Still: A Michael J. Fox Movie15
Once in a while an actor comes along whom audiences just respond to in such a positive fashion, that it just manifests itself into an almost overpowering sense of adoration. One such actor is Michael J. Fox.
He got his first big break in the early eighties starring in the hugely successful US sitcom Family Ties. But his career was to go to a whole other level in 1985, when he released two films at the same time: one was Teen Wolf and the other was Back to the Future. The rest, as they say, is history.
But this phenomenal success was to be derailed when the young star was diagnosed in 1991 with Parkinson’s disease.
This documentary charts this success, in Fox’s own words, as well as how the now 61 year old is dealing with his debilitating disease.
It’s directed by Davis Guggenheim, who is probably best remembered for helming the 2006 documentary An Inconvenient Truth, and this is an impressive biography created with a fair amount of skill and flair.
Guggenheim cleverly uses clips from a huge array of Fox’s films to document his star’s own personal journey. It’s a technique that must have been a painstaking process to cut together, but it’s extremely effective. It also serves as a reminder of the hold Fox had over audiences with his enigmatic presence on screen.
The most touching scenes however mostly feature the camera focused on Fox today, and although there’s clear evidence that the disease has taken its toll on him physically, that almost indescribable light inside him that helped make him such a global success is still there for all to see.

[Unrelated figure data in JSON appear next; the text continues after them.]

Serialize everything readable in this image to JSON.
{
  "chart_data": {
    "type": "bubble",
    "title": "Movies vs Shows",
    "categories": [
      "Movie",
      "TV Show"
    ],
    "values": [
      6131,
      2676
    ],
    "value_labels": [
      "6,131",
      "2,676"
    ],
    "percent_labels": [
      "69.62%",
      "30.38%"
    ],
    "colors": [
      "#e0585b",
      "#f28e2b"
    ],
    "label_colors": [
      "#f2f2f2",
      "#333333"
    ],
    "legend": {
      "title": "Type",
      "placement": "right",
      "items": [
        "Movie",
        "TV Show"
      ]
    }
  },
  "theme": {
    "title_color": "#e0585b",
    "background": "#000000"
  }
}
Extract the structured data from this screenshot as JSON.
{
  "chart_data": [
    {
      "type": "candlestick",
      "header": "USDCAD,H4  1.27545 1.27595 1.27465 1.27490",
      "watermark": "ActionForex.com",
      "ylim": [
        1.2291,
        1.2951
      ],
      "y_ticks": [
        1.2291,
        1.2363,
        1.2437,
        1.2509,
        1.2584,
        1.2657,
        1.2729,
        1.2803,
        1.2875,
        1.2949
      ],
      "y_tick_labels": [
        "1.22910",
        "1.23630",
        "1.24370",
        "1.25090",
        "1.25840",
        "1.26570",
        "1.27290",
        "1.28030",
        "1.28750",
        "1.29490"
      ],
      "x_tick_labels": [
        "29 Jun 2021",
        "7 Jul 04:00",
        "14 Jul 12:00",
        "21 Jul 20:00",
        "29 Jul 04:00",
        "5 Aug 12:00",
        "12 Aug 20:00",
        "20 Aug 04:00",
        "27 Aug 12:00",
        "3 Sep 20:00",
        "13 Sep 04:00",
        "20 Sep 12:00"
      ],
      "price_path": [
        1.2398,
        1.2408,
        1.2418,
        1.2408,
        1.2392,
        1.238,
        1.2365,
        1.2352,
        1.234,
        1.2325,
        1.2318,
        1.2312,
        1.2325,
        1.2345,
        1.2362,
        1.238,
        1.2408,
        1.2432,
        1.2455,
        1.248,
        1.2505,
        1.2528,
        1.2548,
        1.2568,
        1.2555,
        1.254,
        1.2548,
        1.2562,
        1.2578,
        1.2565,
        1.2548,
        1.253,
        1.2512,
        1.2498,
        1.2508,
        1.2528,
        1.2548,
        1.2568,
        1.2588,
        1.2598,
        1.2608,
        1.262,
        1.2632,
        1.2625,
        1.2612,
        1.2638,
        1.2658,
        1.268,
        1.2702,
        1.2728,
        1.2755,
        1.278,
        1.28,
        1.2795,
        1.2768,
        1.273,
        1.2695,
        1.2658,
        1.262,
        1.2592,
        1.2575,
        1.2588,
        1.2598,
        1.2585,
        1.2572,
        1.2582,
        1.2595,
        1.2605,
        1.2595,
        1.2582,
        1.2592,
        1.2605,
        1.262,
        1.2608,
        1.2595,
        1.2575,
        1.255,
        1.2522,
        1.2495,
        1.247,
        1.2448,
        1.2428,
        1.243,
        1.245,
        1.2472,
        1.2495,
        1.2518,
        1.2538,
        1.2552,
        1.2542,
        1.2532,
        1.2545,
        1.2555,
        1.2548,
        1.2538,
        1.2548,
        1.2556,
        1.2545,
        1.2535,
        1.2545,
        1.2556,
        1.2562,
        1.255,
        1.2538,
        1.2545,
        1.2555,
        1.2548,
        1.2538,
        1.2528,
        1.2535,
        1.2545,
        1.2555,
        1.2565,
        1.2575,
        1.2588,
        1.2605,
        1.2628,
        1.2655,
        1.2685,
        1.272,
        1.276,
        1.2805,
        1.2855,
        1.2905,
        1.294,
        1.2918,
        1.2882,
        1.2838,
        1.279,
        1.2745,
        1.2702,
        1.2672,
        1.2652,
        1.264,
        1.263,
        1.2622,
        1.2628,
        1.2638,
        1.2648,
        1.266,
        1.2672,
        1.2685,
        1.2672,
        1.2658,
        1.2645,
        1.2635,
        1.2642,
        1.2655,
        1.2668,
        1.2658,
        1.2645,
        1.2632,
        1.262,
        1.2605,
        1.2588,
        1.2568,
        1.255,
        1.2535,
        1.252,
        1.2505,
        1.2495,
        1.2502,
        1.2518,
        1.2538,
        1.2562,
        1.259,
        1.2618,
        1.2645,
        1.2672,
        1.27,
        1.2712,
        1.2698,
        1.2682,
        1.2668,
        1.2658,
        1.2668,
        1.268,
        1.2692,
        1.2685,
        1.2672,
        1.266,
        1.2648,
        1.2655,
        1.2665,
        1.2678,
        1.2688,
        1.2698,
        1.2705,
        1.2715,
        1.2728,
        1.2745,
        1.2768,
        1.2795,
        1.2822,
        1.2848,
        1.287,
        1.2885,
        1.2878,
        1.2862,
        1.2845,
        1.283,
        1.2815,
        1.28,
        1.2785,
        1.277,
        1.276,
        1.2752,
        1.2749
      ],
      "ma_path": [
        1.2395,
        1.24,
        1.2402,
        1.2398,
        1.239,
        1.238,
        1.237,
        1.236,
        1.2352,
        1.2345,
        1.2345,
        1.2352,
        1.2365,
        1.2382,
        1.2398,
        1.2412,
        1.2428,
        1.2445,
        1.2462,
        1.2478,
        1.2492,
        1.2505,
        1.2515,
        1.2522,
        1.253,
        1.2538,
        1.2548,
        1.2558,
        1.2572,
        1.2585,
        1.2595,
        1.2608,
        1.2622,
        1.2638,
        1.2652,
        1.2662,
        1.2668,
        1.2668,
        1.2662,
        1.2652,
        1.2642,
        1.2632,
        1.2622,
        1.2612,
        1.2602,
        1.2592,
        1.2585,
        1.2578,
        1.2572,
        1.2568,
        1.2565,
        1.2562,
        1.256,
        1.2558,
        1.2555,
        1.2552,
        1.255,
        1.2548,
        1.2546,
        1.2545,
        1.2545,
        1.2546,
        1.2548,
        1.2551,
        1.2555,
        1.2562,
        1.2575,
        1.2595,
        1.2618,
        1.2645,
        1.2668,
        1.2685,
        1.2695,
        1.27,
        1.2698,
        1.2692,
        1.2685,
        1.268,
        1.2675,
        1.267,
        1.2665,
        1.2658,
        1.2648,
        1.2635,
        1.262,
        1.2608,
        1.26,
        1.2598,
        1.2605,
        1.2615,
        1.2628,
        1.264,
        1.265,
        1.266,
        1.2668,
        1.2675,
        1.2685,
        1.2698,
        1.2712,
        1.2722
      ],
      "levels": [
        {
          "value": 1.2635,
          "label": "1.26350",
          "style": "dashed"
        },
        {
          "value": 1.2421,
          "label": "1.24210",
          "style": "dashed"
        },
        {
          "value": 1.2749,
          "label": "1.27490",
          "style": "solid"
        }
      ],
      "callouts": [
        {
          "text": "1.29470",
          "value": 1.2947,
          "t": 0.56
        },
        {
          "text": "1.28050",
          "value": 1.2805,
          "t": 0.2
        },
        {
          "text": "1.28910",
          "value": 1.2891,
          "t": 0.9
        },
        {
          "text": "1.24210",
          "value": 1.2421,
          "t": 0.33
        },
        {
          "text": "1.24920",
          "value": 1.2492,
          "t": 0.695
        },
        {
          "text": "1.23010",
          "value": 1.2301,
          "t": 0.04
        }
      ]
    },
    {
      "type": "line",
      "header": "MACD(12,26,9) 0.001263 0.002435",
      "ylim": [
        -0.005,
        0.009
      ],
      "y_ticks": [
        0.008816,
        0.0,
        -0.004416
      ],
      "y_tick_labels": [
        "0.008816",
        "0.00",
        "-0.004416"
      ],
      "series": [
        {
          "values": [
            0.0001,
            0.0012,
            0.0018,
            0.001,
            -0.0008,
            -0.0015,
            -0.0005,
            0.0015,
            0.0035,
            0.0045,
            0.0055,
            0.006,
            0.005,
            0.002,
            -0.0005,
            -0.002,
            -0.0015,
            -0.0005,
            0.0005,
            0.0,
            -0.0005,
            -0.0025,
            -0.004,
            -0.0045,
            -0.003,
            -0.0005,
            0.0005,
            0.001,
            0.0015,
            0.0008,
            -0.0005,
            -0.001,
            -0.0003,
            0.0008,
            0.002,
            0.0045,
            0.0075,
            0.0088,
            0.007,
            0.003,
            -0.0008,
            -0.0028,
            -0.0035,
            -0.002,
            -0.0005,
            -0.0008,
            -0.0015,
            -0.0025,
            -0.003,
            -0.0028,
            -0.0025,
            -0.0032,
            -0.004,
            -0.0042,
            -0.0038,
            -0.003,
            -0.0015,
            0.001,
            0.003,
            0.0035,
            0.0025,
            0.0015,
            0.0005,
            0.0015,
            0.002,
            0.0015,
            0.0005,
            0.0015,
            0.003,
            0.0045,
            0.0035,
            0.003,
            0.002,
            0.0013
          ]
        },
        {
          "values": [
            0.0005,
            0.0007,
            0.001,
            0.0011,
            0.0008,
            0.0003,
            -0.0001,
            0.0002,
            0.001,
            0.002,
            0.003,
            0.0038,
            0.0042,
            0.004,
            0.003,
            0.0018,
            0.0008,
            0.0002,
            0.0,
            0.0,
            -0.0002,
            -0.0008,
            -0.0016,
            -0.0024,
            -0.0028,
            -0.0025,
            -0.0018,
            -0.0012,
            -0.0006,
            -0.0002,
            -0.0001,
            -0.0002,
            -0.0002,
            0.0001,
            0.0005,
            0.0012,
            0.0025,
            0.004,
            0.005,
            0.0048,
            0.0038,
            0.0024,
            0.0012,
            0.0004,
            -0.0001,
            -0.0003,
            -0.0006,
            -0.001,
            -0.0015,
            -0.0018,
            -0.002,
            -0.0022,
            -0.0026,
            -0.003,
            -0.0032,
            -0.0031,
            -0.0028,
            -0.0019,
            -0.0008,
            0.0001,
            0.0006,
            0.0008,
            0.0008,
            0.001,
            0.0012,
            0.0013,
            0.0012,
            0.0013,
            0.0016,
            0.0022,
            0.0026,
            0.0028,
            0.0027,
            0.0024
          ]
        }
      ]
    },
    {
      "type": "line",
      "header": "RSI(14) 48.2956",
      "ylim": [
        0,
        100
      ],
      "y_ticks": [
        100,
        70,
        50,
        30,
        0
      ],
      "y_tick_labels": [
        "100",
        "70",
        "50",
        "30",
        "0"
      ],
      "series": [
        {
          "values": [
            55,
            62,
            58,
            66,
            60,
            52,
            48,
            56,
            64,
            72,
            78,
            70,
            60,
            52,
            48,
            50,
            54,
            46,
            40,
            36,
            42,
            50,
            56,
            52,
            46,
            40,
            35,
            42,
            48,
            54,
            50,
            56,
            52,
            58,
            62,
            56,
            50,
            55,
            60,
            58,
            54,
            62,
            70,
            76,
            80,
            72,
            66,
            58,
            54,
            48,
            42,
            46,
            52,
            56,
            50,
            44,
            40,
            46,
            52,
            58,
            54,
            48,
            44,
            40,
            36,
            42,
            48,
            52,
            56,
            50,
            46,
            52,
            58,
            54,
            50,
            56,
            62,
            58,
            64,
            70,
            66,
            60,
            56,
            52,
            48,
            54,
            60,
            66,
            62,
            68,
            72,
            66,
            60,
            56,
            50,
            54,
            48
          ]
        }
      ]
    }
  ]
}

It’s a difficult watch at times, simply watching Fox move around, in such a precarious fashion, that falls to the ground are inevitable, which Guggenheim bravely doesn’t shy away from showing, because it’s followed by him getting back to his feet again. But as the documentary reveals, it’s not always without injury, with the star having broken numerous bones from seemingly innocuous falls, such is the grip this horrible disease has on him physically.
Where the film feels lacking somewhat, is with contributions from his peers, of which there are none; perhaps the director felt that putting only Fox in the spotlight, and only Fox, would mean the focus was all on him, which it is. But there does feel a missed opportunity for his colleagues to convey this love for the actor that audiences have felt over the years watching his films.
The film also has somewhat of an abrupt ending, which comes across as a little rushed and unfinished. It's ironic that the stillness that the title suggests comes by way of the film's sudden ending.
There's a bravery that Fox shows, in revealing what this disease has done to him, but it's also clear that he has no intentions of giving in to it, or letting it beat him any time soon, with equal shares of optimism and defiance.
It's a documentary that not only serves as illustrating what a unique talent Fox is, but also why we all fell in love with him in the first place.